Dans ce monde suspendu qui, comme toute création, existe sans exister, voici le crâne qui pointe, la lune qui veille, alors l’œuvre d’Ayline Olukman n’est-elle pas avant tout une réflexion sur la mémoire, dans le sens d’une économie du glissement, de la métamorphose ? En couverture du livre, il y a la tête d’une femme qui entre dans l’eau et qu’on pourrait croire coupée ou semblable à une conque dissimulant sa fente. Tout de suite d’autres images se superposent, Judith décapitant Holopherne, Méduse, Virginia Woolf entrant dans l’eau pour y mourir, là où la préface de Nicolas Bézard rattache le titre d’Ayline Olukman au film de Wong Kar-wai Nos années sauvages, à la première consultation du livre je l’appelais par lapsus : Nos vies rêvées, pensant à quelques vers de Nerval : « Suis-je Amour ou Phébus ?… Lusignan ou Biron ? /Mon front est rouge encor du baiser de la reine ; /J’ai rêvé dans la grotte où nage la syrène ».
Brouiller les frontières du dehors et du dedans, des temporalités et des espaces, générer des liens, entre ses images et d’autres, alimente l’univers onirique d’Ayline Olukman.
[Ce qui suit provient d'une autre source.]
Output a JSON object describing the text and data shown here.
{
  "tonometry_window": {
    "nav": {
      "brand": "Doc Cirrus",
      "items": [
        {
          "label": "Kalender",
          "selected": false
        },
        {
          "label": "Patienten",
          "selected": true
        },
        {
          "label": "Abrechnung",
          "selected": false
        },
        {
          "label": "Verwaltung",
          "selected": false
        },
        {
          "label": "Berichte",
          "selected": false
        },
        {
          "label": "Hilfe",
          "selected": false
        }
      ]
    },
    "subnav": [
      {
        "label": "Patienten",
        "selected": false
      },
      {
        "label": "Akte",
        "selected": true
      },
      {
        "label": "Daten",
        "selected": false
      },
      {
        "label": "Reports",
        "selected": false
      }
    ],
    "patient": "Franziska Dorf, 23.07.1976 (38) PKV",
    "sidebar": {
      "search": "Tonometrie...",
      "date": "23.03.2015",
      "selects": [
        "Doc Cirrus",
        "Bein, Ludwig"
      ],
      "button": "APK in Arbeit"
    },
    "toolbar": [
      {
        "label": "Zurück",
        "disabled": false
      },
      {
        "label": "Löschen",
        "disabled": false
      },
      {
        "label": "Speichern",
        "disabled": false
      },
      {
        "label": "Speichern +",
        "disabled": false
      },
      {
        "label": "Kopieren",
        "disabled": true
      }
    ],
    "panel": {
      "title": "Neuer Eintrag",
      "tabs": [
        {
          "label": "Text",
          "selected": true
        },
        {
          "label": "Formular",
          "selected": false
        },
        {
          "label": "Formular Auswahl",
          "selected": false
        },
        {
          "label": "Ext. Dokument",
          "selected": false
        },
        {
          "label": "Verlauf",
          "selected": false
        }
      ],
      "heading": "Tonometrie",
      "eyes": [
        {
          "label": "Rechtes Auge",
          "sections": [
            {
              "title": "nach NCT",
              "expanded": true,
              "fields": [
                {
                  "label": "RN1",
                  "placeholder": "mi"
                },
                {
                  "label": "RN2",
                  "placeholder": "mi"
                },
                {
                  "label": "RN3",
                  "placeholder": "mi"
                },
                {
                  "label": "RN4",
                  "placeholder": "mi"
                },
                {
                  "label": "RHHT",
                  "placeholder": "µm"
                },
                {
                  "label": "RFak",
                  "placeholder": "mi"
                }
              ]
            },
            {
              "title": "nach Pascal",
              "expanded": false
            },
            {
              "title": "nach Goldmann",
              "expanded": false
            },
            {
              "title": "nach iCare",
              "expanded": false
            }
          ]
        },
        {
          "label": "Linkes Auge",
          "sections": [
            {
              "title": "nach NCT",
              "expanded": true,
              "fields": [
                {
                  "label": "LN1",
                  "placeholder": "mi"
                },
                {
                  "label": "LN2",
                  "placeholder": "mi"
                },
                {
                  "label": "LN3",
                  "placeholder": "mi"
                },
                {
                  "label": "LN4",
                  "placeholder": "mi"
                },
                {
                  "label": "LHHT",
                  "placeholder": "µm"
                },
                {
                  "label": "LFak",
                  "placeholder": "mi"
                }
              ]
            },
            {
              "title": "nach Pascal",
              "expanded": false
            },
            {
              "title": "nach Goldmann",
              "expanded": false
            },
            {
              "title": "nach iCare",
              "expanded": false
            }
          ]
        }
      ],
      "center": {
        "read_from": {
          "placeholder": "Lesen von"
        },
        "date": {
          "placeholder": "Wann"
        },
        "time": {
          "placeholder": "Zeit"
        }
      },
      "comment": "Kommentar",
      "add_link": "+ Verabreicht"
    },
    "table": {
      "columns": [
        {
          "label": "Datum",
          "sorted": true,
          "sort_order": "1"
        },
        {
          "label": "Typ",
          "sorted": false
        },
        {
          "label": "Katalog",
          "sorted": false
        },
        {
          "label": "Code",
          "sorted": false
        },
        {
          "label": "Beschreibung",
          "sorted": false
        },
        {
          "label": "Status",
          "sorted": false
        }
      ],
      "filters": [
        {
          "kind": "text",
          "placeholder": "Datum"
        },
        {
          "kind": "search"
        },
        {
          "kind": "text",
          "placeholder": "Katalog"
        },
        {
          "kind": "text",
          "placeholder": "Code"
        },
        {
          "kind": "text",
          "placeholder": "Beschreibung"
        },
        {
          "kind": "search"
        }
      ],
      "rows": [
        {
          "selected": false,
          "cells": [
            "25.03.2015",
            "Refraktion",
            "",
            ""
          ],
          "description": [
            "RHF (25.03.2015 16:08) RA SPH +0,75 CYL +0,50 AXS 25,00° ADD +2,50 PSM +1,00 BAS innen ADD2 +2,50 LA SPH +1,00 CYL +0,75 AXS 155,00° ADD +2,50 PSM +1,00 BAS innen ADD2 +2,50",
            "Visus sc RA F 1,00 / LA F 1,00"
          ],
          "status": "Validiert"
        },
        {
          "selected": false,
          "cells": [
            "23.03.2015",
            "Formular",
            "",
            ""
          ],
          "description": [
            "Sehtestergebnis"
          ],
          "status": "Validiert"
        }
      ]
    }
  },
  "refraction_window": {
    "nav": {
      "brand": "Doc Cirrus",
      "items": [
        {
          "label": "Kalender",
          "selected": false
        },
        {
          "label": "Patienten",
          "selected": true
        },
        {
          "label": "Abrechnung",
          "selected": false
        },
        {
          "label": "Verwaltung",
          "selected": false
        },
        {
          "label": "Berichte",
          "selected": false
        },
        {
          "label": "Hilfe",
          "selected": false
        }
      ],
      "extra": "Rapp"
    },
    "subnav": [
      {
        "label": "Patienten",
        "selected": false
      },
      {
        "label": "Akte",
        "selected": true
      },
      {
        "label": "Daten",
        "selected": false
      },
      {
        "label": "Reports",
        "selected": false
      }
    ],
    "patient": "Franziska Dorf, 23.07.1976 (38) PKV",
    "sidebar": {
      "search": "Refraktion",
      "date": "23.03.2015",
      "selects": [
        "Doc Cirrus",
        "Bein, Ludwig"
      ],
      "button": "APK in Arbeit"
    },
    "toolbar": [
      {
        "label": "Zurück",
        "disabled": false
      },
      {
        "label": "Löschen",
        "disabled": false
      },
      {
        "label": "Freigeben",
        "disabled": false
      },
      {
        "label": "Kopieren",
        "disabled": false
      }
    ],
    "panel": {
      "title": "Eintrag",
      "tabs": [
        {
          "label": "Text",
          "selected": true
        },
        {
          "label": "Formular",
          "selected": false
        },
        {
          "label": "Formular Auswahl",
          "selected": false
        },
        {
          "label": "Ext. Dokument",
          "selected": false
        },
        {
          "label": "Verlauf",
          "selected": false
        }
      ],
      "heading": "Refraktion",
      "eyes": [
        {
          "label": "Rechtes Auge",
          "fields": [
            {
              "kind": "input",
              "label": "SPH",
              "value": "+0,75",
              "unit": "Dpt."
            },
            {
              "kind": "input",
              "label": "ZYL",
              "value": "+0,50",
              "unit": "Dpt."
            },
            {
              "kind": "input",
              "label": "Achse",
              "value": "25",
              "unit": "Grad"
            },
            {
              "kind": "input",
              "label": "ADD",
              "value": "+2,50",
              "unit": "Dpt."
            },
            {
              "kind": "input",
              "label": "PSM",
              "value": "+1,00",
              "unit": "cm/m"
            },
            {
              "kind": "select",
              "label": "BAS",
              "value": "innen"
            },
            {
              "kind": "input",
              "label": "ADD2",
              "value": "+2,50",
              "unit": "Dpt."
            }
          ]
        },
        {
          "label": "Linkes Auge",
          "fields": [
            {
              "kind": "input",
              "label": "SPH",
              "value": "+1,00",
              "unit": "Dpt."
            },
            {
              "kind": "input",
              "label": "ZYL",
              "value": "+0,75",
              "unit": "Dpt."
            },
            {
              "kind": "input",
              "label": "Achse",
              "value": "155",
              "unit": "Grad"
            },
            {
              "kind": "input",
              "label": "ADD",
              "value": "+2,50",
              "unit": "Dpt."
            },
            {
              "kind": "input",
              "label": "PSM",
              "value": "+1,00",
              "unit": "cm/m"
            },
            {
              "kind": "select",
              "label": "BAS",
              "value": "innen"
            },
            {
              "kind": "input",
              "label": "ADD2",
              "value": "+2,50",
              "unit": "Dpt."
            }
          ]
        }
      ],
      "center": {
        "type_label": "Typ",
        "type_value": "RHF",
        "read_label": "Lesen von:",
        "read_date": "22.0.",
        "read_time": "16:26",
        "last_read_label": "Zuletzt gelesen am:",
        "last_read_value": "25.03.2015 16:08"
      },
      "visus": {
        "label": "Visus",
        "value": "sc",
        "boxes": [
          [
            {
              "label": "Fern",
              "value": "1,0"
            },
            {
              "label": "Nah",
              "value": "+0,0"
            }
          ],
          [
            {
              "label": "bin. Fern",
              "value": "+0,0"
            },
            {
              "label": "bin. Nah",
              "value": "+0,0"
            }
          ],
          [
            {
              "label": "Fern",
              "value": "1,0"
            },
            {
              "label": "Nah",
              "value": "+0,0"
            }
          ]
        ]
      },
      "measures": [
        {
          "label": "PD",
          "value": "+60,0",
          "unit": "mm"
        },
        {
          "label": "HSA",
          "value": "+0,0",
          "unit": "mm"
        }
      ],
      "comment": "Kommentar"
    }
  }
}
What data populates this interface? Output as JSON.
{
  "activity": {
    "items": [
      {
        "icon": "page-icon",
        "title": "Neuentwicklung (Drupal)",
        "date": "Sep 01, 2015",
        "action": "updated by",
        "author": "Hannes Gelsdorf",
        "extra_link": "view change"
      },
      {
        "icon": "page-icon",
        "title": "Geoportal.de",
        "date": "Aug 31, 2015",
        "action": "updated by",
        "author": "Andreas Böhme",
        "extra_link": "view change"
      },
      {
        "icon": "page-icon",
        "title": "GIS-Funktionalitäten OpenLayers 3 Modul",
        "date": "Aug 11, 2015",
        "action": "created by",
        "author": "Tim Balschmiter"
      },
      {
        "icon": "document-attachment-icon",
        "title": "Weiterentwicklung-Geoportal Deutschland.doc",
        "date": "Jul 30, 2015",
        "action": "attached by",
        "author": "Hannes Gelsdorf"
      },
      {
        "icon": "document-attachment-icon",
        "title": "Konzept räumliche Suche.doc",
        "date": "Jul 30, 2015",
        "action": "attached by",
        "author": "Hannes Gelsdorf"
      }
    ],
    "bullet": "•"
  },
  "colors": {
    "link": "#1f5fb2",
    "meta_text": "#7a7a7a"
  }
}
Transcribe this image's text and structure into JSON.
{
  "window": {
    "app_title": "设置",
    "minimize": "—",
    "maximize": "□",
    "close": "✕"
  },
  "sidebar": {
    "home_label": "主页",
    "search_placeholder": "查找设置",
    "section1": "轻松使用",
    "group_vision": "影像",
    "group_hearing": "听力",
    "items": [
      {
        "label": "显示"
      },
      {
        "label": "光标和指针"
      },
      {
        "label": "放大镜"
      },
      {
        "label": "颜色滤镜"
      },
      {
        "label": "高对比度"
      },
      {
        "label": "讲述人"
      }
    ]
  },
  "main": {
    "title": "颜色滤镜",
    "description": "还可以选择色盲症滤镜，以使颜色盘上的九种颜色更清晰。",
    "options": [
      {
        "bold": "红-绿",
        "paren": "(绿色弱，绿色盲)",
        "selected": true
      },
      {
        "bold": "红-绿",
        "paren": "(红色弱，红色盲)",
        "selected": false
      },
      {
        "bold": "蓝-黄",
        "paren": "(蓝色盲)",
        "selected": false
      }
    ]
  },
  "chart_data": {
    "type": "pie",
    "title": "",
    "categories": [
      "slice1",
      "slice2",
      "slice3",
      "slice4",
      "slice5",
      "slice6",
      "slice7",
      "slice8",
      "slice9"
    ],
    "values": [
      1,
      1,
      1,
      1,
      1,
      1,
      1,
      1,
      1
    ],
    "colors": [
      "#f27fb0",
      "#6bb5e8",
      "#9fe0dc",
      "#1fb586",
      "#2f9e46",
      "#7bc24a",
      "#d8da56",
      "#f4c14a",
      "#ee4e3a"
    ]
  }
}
Nos vies sauvages s’ouvrent ainsi sur des images en couleur, nimbées de bleu, puis les variations de papiers et d’impression emportent le regard du côté de la texture des images, de leur chair comme autant de modulations affectives. On peut penser aux souvenirs que l’on agence sans cesse autrement et à la tonalité d’un vécu qui se modifie à la lumière de l’expérience présente. Dans les pages qui se tournent n’est-ce pas la vie qui se simplifie en quelques traits, perdant toute couleur au profit du grain, à une sensualité qui appelle la main ? Bientôt ce qu’on a vu, ce qu’on a vécu ou rêvé aura la teneur du caillou que l’on garde avec soi pour le dessiner. Et seule l’énergie des choses reste, la personnalité s’épuise et les visages seront de pierre. On pense à Resnais-Duras, Hiroshima mon amour : « Tu n’a rien vu à Hiroshima. J’ai tout vu à Hiroshima », puis à Renais-Robbe-Grillet, à Marienbad, à Seyrig qui ne se souvient de rien et qui veut que celui qui la pourchasse de ses souvenirs ardents, la laisse libre. Ici, le genre n’est pourtant pas le creuset d’un rapport de force, les images d’Ophélie et d’Ondine si elles existent toujours s’adjoignent tendrement à celles de jeunes hommes offrant leurs corps à l’ondée comme à l’œil qui les regardent. Ouvrons l’œil et la main, parce qu’à la fin du jour, tout deviendra granitique et abstrait.